Jensen Huang stated that the Alpamayo platform enables cars to "reason" in the real world. The first vehicle equipped with NVIDIA's technology will hit the roads in the United States in the first quarter.

NVIDIA explained in a statement:

Autonomous vehicles must operate safely under an extremely wide range of driving conditions. Rare and complex scenarios, often referred to as the "long tail," remain one of the greatest challenges for autonomous driving systems to handle safely. Traditional autonomous driving architectures separate perception and planning, which limits the system's scalability when new or abnormal situations arise. Although recent advancements in end-to-end learning techniques have achieved significant results, overcoming these long-tail extreme situations requires models to be able to conduct causal reasoning safely, especially when the situation goes beyond the model's training experience.

The Alpamayo series introduces a reasoning-based VLA model, bringing human-like thinking to the decision-making process of autonomous vehicles. These systems can think through novel or rare scenarios step by step, thereby enhancing driving capabilities and interpretability – which are crucial for enhancing the trust and safety of intelligent vehicles – and are supported by the NVIDIA Halos safety system.

Jensen Huang said, "The ChatGPT moment for physical AI has arrived – machines are starting to understand, reason, and act in the real world. Driverless taxis are among the first beneficiaries. Alpamayo brings reasoning capabilities to autonomous vehicles, enabling them to think about rare scenarios, drive safely in complex environments, and explain their driving decisions – which is the foundation for safe and scalable autonomous driving."

Meanwhile, NVIDIA will make the Alpamayo models freely available, allowing potential users to retrain the models themselves. NVIDIA stated that these models are designed as "large teacher models that developers can fine-tune and distill into the backbone of their complete (autonomous driving) stack."

In other words, the role of Alpamayo is to help developers continuously improve their autonomous driving vehicle technology.

Industry Support

NVIDIA said that automakers, including Lucid, Jaguar Land Rover, Uber, and Berkeley DeepDrive, are interested in Alpamayo and hope to develop reasoning-based autonomous driving stacks to achieve Level 4 autonomous driving.

Kai Stepper, Vice President of Advanced Driver Assistance Systems and Autonomous Driving at Lucid Motors, said, "The shift towards physical AI highlights the growing demand for AI systems that can reason about real-world behavior (not just process data). Advanced simulation environments, rich datasets, and reasoning models are important elements in this evolutionary process."

Thomas Müller, Executive Director of Product Engineering at Jaguar Land Rover, said, "Open and transparent AI development is crucial for the responsible advancement of autonomous driving. By open-sourcing models like Alpamayo, NVIDIA is helping to accelerate innovation across the entire autonomous driving ecosystem, providing new tools for developers and researchers to safely handle complex real-world scenarios."

Sarfraz Maredia, Global Head of Autonomous Mobility and Delivery at Uber, said, "Addressing long-tail and unpredictable driving scenarios is one of the key challenges in autonomous driving. Alpamayo creates exciting new opportunities for the industry to accelerate physical AI, increase transparency, and enable safe Level 4 deployments."

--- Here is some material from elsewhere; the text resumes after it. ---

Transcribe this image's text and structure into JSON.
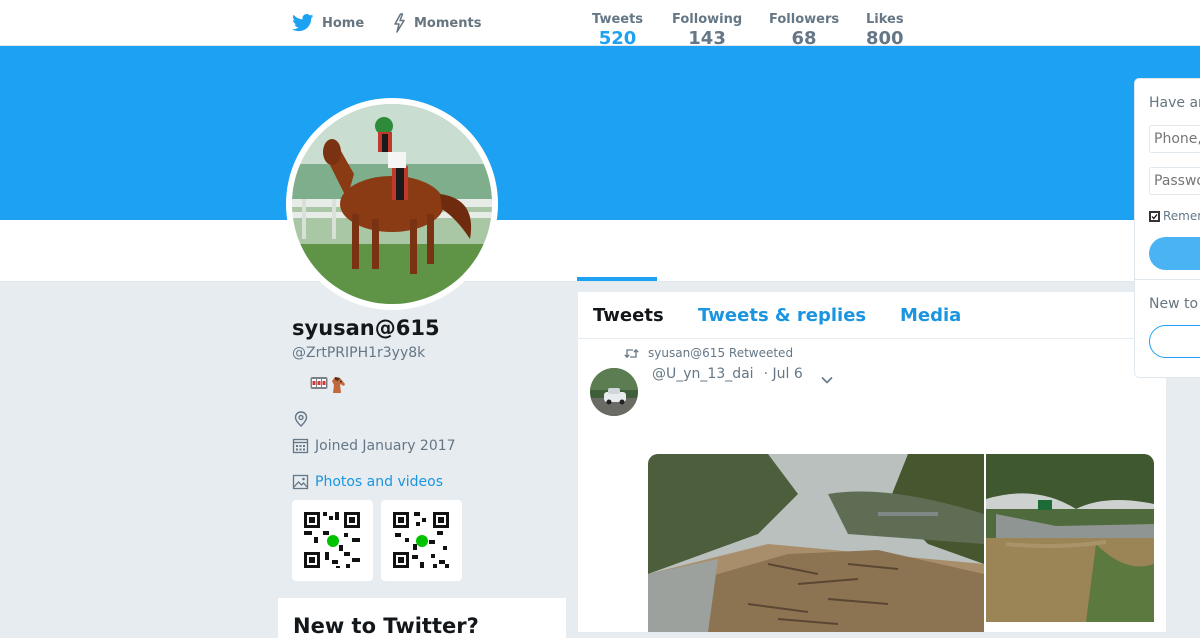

Owen Chen, Senior Chief Analyst at S&P Global, said, "Alpamayo 1 enables vehicles to interpret complex environments, predict new situations, and make safe decisions, even in scenarios they've never encountered before. The open-source nature of the model accelerates innovation across the industry, allowing partners to adapt and improve the technology according to their unique needs."

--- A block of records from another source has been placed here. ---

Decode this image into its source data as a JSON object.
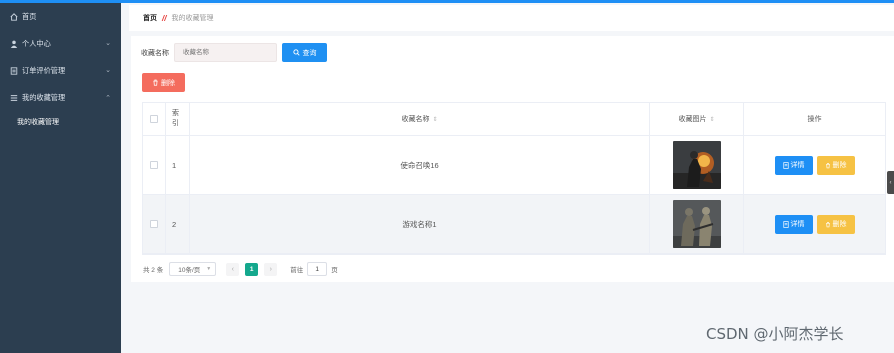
{
  "sidebar": {
    "items": [
      {
        "label": "首页",
        "icon": "home-icon"
      },
      {
        "label": "个人中心",
        "icon": "user-icon",
        "expand": "chevron-down"
      },
      {
        "label": "订单评价管理",
        "icon": "list-icon",
        "expand": "chevron-down"
      },
      {
        "label": "我的收藏管理",
        "icon": "menu-icon",
        "expand": "chevron-up"
      }
    ],
    "sub_items": [
      {
        "label": "我的收藏管理"
      }
    ]
  },
  "breadcrumb": {
    "home": "首页",
    "separator": "//",
    "current": "我的收藏管理"
  },
  "search": {
    "label": "收藏名称",
    "placeholder": "收藏名称",
    "button": "查询"
  },
  "toolbar": {
    "delete_label": "删除"
  },
  "table": {
    "headers": {
      "index": "索引",
      "name": "收藏名称",
      "image": "收藏图片",
      "ops": "操作"
    },
    "rows": [
      {
        "index": "1",
        "name": "使命召唤16",
        "image": "soldier-fire-thumbnail"
      },
      {
        "index": "2",
        "name": "游戏名称1",
        "image": "soldier-armor-thumbnail"
      }
    ],
    "detail_label": "详情",
    "delete_label": "删除"
  },
  "pagination": {
    "total": "共 2 条",
    "page_size": "10条/页",
    "current_page": "1",
    "goto_label": "前往",
    "goto_value": "1",
    "page_suffix": "页"
  },
  "watermark": "CSDN @小阿杰学长",
  "colors": {
    "sidebar": "#2c3e50",
    "primary": "#1e8ff5",
    "danger": "#f46c5e",
    "warning": "#f6c244",
    "page_active": "#14a88d"
  }
}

Wei Zhan, Co-Director of Berkeley DeepDrive, said, "The release of the Alpamayo product portfolio is a significant leap for the research community. NVIDIA's decision to open-source it is transformative, as the access and capabilities it provides will enable us to train on an unprecedented scale – providing us with the flexibility and resources needed to bring autonomous driving to the mainstream."